Personal information
- Full name: Thomas Neil Goodwin
- Date of birth: 8 November 1979 (age 46)
- Place of birth: Leicester, England
- Position: Central defender

Youth career
- 1996–1998: Leicester City

Senior career*
- Years: Team / Apps / (Gls)
- 1998–2001: Leicester City / 1 / (0)
- 2001–2003: Shepshed Dynamo / - / (-)
- 2003–2005: Hinckley United / 19 / (0)
- 2005: Solihull Borough (loan) / - / (-)
- 2005–2007: Quorn / 14 / (1)

= Tommy Goodwin (footballer) =

English footballer

Thomas Neil Goodwin (born 8 November 1979) is an English football defender.

==Career==
Goodwin first entered the senior picture with Leicester City during their heavy pre-season schedule of 1999, earning a Premier League appearance in the injury-hit side that lost at home to West Ham United as Leicester tried to patch up its wounded for the impending League Cup semi-finals and still found itself applauded from the pitch.

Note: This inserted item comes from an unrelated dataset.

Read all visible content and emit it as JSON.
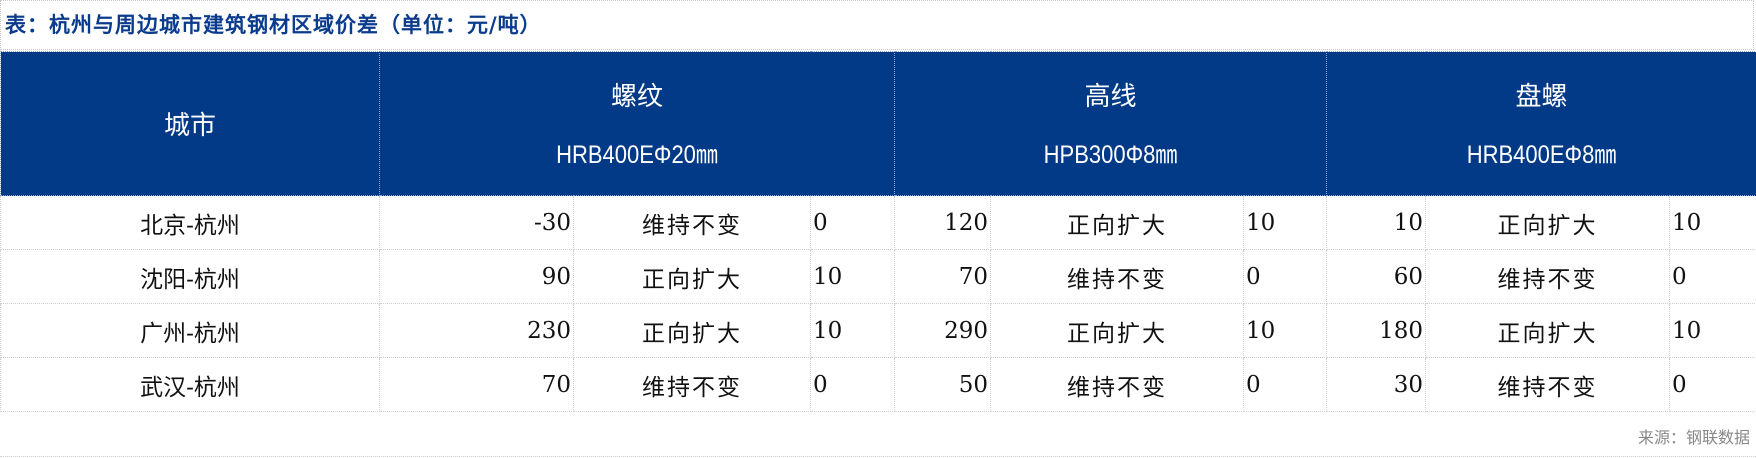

Goodwin didn't make another appearance for the Foxes and less than a year later found himself attempting to impress in reserve football at Northampton Town, Barnet, Peterborough United and Kidderminster Harriers, prior to his release by Leicester. On settling at Shepshed Dynamo, Goodwin also briefly assumed the Commercial Manager's role there and faced Leicester in the 2003 County Challenge Cup Final. In early 2006, he received a six-month ban from football after a bitterly contested allegation that he attacked a linesman during Quorn's match at Boldmere.